Vivimos “tiempos recios” y el mundo necesita un cambio. Se necesita algo nuevo. Se habla de “nuevo orden” y de tantas otras cosas que entrañan cambios importantes, estructurales, pero lo que hace falta es el cambio de las personas, mentes y corazones, hace falta una realidad humana nueva, hombres y mujeres nuevos con la novedad del Evangelio del amor sin límites y a todos. Una Iglesia de santos en estos momentos contribuirá de manera decisiva a ese cambio y a esa novedad.
Leemos en las Sagradas Escrituras: “Sed santos. Como yo soy santo”. Y en el Evangelio Jesús nos dice, a sus discípulos, a los cristianos: “Sed perfectos como vuestro Padre celestial es perfecto”, perfectos es lo mismo que santos, sed al estilo de Dios como Dios es, Santo, Santo. No podemos contentarnos con una vida mediocre, hay que aspirar siempre a lo más, a la perfección en el amor, y del amor nuca se puede decir “bastante”.

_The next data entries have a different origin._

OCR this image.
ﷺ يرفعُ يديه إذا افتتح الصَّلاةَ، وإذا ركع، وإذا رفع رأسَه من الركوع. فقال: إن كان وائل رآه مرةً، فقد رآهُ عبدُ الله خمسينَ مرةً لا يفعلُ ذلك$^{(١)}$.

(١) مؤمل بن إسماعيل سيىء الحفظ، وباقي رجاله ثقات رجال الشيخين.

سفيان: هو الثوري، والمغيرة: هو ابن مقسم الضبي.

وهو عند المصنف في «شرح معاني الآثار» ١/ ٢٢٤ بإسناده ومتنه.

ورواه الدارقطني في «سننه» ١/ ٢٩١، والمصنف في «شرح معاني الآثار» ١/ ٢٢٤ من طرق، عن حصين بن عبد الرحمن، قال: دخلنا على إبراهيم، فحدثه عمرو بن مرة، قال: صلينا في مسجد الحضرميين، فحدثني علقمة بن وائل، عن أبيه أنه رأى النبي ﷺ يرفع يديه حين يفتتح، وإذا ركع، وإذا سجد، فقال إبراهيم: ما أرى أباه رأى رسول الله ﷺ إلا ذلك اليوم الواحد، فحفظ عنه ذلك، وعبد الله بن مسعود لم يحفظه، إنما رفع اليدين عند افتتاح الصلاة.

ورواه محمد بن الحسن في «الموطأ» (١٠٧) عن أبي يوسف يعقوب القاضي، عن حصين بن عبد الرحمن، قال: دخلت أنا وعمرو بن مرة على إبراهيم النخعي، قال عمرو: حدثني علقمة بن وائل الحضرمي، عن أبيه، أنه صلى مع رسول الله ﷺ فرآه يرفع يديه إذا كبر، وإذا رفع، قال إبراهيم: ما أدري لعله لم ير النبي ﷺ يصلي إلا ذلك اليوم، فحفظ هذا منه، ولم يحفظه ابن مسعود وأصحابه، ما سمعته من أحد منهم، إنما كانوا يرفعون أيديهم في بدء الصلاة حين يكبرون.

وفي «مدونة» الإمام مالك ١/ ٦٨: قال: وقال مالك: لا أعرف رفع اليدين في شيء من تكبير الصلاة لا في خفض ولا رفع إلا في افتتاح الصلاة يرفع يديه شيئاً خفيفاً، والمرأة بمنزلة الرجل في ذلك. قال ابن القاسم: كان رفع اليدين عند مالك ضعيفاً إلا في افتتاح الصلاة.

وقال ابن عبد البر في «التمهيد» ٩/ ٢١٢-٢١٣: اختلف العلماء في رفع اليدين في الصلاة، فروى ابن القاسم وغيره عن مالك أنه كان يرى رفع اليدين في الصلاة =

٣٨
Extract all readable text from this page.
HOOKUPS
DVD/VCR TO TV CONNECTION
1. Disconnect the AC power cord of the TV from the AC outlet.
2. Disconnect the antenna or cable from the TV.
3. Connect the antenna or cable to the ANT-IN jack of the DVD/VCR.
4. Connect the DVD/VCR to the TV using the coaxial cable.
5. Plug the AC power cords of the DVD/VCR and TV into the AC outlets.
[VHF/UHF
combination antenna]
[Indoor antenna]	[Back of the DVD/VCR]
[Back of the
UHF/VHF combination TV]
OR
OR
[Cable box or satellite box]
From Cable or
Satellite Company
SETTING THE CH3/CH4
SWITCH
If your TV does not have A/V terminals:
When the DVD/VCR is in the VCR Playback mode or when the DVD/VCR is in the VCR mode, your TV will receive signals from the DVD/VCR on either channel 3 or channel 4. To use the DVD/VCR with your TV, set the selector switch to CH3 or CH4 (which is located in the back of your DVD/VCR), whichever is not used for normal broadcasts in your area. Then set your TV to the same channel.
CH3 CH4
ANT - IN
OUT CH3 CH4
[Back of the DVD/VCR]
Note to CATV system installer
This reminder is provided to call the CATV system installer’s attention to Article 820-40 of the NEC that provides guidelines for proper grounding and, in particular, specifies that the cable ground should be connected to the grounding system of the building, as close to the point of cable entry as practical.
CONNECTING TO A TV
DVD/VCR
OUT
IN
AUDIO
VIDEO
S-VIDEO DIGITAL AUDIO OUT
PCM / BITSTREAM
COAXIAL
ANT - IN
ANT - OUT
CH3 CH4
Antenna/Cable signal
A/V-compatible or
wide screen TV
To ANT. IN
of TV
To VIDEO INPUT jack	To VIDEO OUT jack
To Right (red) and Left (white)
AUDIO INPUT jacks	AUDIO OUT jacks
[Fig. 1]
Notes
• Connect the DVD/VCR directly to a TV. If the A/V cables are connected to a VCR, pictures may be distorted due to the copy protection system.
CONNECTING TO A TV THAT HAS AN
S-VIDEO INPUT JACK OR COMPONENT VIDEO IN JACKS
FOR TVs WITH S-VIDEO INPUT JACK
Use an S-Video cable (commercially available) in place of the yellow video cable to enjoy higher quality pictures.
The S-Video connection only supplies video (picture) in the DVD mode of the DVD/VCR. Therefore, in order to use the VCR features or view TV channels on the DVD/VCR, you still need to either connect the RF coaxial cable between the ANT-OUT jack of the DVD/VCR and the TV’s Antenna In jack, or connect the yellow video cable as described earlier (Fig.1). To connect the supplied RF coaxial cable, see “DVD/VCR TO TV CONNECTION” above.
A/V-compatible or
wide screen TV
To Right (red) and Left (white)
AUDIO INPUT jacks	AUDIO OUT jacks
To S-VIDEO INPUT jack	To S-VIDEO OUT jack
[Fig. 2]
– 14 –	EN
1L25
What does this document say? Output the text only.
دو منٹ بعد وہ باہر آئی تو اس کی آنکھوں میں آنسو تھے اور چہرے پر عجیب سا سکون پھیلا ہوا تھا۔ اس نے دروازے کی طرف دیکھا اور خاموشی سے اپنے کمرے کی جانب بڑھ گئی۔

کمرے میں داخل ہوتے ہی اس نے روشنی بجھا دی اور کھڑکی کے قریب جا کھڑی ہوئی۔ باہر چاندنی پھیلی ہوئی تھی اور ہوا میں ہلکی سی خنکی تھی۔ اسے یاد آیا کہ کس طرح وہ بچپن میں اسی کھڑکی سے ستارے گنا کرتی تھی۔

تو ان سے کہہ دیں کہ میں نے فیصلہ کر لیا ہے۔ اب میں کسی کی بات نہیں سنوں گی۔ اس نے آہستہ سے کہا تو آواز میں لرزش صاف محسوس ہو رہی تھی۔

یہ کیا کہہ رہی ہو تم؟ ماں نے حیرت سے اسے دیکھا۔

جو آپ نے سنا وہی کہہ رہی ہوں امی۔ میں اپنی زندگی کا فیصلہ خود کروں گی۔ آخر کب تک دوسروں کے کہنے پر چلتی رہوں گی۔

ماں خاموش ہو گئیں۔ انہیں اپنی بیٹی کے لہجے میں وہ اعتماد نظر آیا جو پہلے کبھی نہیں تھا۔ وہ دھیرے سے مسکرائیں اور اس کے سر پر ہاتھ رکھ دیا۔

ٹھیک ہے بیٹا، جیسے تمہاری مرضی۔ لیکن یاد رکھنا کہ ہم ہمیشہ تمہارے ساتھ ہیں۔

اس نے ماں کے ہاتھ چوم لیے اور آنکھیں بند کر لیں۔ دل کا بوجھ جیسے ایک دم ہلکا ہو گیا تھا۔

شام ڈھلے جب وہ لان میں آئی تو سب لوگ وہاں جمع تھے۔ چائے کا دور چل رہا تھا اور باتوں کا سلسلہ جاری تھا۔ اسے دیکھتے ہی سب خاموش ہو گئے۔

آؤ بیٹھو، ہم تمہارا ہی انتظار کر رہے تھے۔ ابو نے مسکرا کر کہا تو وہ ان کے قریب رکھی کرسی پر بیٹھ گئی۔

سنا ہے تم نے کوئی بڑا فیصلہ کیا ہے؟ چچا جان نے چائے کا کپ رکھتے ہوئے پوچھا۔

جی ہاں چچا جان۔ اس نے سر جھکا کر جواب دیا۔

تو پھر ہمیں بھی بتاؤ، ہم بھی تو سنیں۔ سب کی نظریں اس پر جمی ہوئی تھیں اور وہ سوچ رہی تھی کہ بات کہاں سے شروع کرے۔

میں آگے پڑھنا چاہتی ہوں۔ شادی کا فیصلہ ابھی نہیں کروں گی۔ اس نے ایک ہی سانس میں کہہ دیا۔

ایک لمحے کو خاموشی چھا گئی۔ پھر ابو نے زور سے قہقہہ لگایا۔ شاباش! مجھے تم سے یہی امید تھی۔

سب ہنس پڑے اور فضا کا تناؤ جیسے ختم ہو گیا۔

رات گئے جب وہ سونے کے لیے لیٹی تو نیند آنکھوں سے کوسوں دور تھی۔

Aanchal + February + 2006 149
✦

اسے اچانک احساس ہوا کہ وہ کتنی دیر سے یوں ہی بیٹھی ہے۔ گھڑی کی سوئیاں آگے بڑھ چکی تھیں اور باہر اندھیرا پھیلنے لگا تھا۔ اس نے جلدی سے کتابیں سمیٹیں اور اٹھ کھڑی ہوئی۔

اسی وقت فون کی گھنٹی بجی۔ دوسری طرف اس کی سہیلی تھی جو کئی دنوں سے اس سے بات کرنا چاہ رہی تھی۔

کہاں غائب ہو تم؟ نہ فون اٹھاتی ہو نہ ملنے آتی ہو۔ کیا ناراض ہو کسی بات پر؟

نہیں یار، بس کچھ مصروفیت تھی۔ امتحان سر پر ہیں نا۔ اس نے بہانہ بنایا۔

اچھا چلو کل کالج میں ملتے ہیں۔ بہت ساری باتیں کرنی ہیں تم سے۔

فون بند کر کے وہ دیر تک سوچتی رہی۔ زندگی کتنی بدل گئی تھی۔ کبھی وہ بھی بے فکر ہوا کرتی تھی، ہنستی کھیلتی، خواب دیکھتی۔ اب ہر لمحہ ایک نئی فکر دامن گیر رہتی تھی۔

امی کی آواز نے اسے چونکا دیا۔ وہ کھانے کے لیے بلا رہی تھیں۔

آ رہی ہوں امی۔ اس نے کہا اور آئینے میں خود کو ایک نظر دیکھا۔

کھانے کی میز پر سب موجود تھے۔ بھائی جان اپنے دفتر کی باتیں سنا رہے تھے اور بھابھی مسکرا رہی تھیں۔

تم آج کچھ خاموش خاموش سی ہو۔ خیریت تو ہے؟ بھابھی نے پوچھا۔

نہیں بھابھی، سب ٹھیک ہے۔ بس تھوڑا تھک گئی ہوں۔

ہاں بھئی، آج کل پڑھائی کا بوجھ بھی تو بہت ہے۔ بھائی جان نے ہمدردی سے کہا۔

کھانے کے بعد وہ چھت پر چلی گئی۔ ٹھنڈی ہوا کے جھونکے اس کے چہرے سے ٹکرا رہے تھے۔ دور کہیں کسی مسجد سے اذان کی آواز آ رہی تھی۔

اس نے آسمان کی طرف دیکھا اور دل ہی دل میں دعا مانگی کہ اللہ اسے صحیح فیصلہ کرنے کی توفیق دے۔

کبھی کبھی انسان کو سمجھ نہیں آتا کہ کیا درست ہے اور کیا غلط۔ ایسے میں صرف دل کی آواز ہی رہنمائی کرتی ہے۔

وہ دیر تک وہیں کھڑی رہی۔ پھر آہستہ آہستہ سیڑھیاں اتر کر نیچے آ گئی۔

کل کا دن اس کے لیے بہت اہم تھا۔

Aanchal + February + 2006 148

Hace unos meses el Papa Francisco nos ha recordado la llamada de todos los cristianos a la santidad en su Exhortación Apostólica “Exultate et Gaudete”. El Papa nos urge a la santidad en un texto bellísimo, muy de él. Antes, recordémoslo, el Papa San Juan Pablo II en su Carta Apostólica “Al comenzar un nuevo milenio” también nos insistía en lo mismo y ponía la pastoral para el Nuevo Milenio que comenzaba bajo el epígrafe de una “pastoral de la santidad”.

El Concilio Vaticano II recordó y proclamó la vocación de todos los fieles cristianos, en la Iglesia, a la santidad: Éste es el núcleo del Concilio, sin el cual no se entiende el mismo Concilio o se mal interpreta su aportación: la santidad, la pastoral de la santidad. Aspecto fundamental, aunque a veces demasiado olvidado: “ésa es la voluntad de Dios, vuestra santificación”, nos recuerda san Pablo, y el mismo Pablo dirá: ”Nos ha llamado y bendecido en Cristo Jesús, a ser santos e irreprochables, inmaculados, ante Él por el amor”. El capítulo V de la Constitución Lumen Gentium, centro de la enseñanza y de la renovación conciliar, recuerda la vocación universal a la santidad en la Iglesia: Porque la Iglesia es un misterio o sacramento en Cristo, debe ser considerada como signo e instrumento de santidad, signo eficaz de santidad. Soy consciente, además, de que a los pastores se nos exige fomentar esta santidad en todos los que nos están confiados, al tiempo que, inseparablemente, nosotros, los sacerdotes, estamos llamados a ser santos de manera particular y específica con la santidad sacerdotal. No se me olvidan las palabras que me dijo en la homilía de mi ordenación sacerdotal, en mi pueblo, el obispo santo que me ordenaba D. José María: “Antonio, Sacerdote santo. Si no fueses a ser santo ¿para qué quieres ser sacerdote?”.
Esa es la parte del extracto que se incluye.